4. Querying a multi-modal collection

We can query the collection using text as normal, since the OpenCLIPEmbeddingFunction works with both text and images.

Querying with text:

# Querying for "Animals"

retrieved = collection.query(query_texts=["animals"], include=['data'], n_results=3)
for img in retrieved['data'][0]:
    plt.imshow(img)
    plt.axis("off")
    plt.show()
None
# Querying for "Vehicles"

retrieved = collection.query(query_texts=["vehicles"], include=['data'], n_results=3)
for img in retrieved['data'][0]:
    plt.imshow(img)
    plt.axis("off")
    plt.show()
None

We can also query by images directly, by using the query_images field in the collection.query method.

from PIL import Image
import numpy as np

query_image = np.array(Image.open(f"{IMAGE_FOLDER}/1.jpg"))
print("Query Image")
plt.imshow(query_image)
plt.axis('off')
plt.show()

print("Results")
retrieved = collection.query(query_images=[query_image], include=['data'], n_results=5)
for img in retrieved['data'][0][1:]:
    plt.imshow(img)
    plt.axis("off")
    plt.show()
None

And we can query by URI too, by using the query_uris field in the collection.query method.

query_uri = image_uris[1]

query_result = collection.query(query_uris=query_uri, include=['data'], n_results=5)
for img in query_result['data'][0][1:]:
    plt.imshow(img)
    plt.axis("off")
    plt.show()

sample_img = query_result['data'][0][1]
None

5. Choosing a Vision Model

To complete the RAG pipeline, we need to set up a vision-capable language model. I'm using Gemini 1.5 Pro with vision capabilities. This model can process both the text query and the retrieved images to generate a response. Click on this link and create api key. Copy and paste into the below code.
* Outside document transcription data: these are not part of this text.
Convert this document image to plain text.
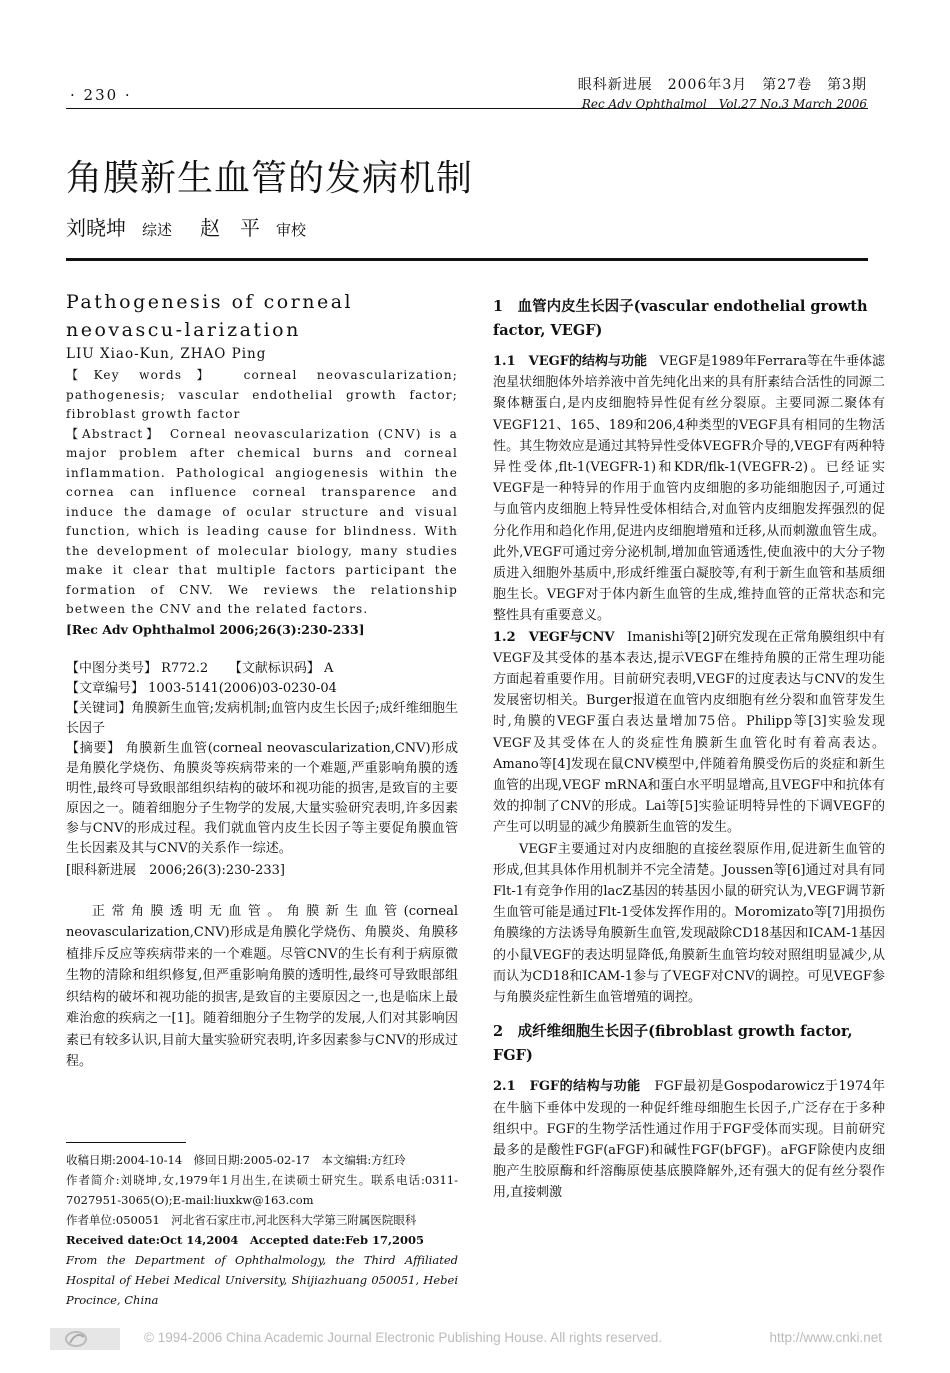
· 230 ·
眼科新进展　2006年3月　第27卷　第3期
Rec Adv Ophthalmol　Vol.27 No.3 March 2006
角膜新生血管的发病机制
刘晓坤 综述 赵　平 审校
Pathogenesis of corneal neovascu-larization
LIU Xiao-Kun, ZHAO Ping
【Key words】 corneal neovascularization; pathogenesis; vascular endothelial growth factor; fibroblast growth factor
【Abstract】 Corneal neovascularization (CNV) is a major problem after chemical burns and corneal inflammation. Pathological angiogenesis within the cornea can influence corneal transparence and induce the damage of ocular structure and visual function, which is leading cause for blindness. With the development of molecular biology, many studies make it clear that multiple factors participant the formation of CNV. We reviews the relationship between the CNV and the related factors.
[Rec Adv Ophthalmol 2006;26(3):230-233]
【中图分类号】 R772.2 【文献标识码】 A
【文章编号】 1003-5141(2006)03-0230-04
【关键词】角膜新生血管;发病机制;血管内皮生长因子;成纤维细胞生长因子
【摘要】 角膜新生血管(corneal neovascularization,CNV)形成是角膜化学烧伤、角膜炎等疾病带来的一个难题,严重影响角膜的透明性,最终可导致眼部组织结构的破坏和视功能的损害,是致盲的主要原因之一。随着细胞分子生物学的发展,大量实验研究表明,许多因素参与CNV的形成过程。我们就血管内皮生长因子等主要促角膜血管生长因素及其与CNV的关系作一综述。
[眼科新进展　2006;26(3):230-233]

正常角膜透明无血管。角膜新生血管(corneal neovascularization,CNV)形成是角膜化学烧伤、角膜炎、角膜移植排斥反应等疾病带来的一个难题。尽管CNV的生长有利于病原微生物的清除和组织修复,但严重影响角膜的透明性,最终可导致眼部组织结构的破坏和视功能的损害,是致盲的主要原因之一,也是临床上最难治愈的疾病之一[1]。随着细胞分子生物学的发展,人们对其影响因素已有较多认识,目前大量实验研究表明,许多因素参与CNV的形成过程。

收稿日期:2004-10-14　修回日期:2005-02-17　本文编辑:方红玲
作者简介:刘晓坤,女,1979年1月出生,在读硕士研究生。联系电话:0311-7027951-3065(O);E-mail:liuxkw@163.com
作者单位:050051　河北省石家庄市,河北医科大学第三附属医院眼科
Received date:Oct 14,2004　Accepted date:Feb 17,2005
From the Department of Ophthalmology, the Third Affiliated Hospital of Hebei Medical University, Shijiazhuang 050051, Hebei Procince, China
1　血管内皮生长因子(vascular endothelial growth factor, VEGF)

1.1　VEGF的结构与功能 VEGF是1989年Ferrara等在牛垂体滤泡星状细胞体外培养液中首先纯化出来的具有肝素结合活性的同源二聚体糖蛋白,是内皮细胞特异性促有丝分裂原。主要同源二聚体有VEGF121、165、189和206,4种类型的VEGF具有相同的生物活性。其生物效应是通过其特异性受体VEGFR介导的,VEGF有两种特异性受体,flt-1(VEGFR-1)和KDR/flk-1(VEGFR-2)。已经证实VEGF是一种特异的作用于血管内皮细胞的多功能细胞因子,可通过与血管内皮细胞上特异性受体相结合,对血管内皮细胞发挥强烈的促分化作用和趋化作用,促进内皮细胞增殖和迁移,从而刺激血管生成。此外,VEGF可通过旁分泌机制,增加血管通透性,使血液中的大分子物质进入细胞外基质中,形成纤维蛋白凝胶等,有利于新生血管和基质细胞生长。VEGF对于体内新生血管的生成,维持血管的正常状态和完整性具有重要意义。

1.2　VEGF与CNV Imanishi等[2]研究发现在正常角膜组织中有VEGF及其受体的基本表达,提示VEGF在维持角膜的正常生理功能方面起着重要作用。目前研究表明,VEGF的过度表达与CNV的发生发展密切相关。Burger报道在血管内皮细胞有丝分裂和血管芽发生时,角膜的VEGF蛋白表达量增加75倍。Philipp等[3]实验发现VEGF及其受体在人的炎症性角膜新生血管化时有着高表达。Amano等[4]发现在鼠CNV模型中,伴随着角膜受伤后的炎症和新生血管的出现,VEGF mRNA和蛋白水平明显增高,且VEGF中和抗体有效的抑制了CNV的形成。Lai等[5]实验证明特异性的下调VEGF的产生可以明显的减少角膜新生血管的发生。

VEGF主要通过对内皮细胞的直接丝裂原作用,促进新生血管的形成,但其具体作用机制并不完全清楚。Joussen等[6]通过对具有同Flt-1有竞争作用的lacZ基因的转基因小鼠的研究认为,VEGF调节新生血管可能是通过Flt-1受体发挥作用的。Moromizato等[7]用损伤角膜缘的方法诱导角膜新生血管,发现敲除CD18基因和ICAM-1基因的小鼠VEGF的表达明显降低,角膜新生血管均较对照组明显减少,从而认为CD18和ICAM-1参与了VEGF对CNV的调控。可见VEGF参与角膜炎症性新生血管增殖的调控。

2　成纤维细胞生长因子(fibroblast growth factor, FGF)

2.1　FGF的结构与功能 FGF最初是Gospodarowicz于1974年在牛脑下垂体中发现的一种促纤维母细胞生长因子,广泛存在于多种组织中。FGF的生物学活性通过作用于FGF受体而实现。目前研究最多的是酸性FGF(aFGF)和碱性FGF(bFGF)。aFGF除使内皮细胞产生胶原酶和纤溶酶原使基底膜降解外,还有强大的促有丝分裂作用,直接刺激

© 1994-2006 China Academic Journal Electronic Publishing House. All rights reserved.	http://www.cnki.net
import google.generativeai as genai
from PIL import Image
genai.configure(api_key='api_key')

model = genai.GenerativeModel(model_name="gemini-1.5-pro")

prompt = "Write an description about the given image"
sample_img_pil = Image.fromarray(sample_img)
response = model.generate_content([prompt,sample_img_pil])

print(response.text)
None

The Google Colab Notebook link . This Notebook is provided by ChromaDB. I have just modified for RAG Pipeline. You can also according to your needs.

Conclusion

And there you have it — a complete walkthrough on setting up a multimodal RAG pipeline using Chroma DB, OpenCLIP and Gemini vision model. This setup allows you to create powerful applications that integrate text and image data, enabling more dynamic and visually engaging user experiences. Whether you're building a fashion assistant, a visual search engine, or anything in between, this multimodal approach opens up a world of possibilities.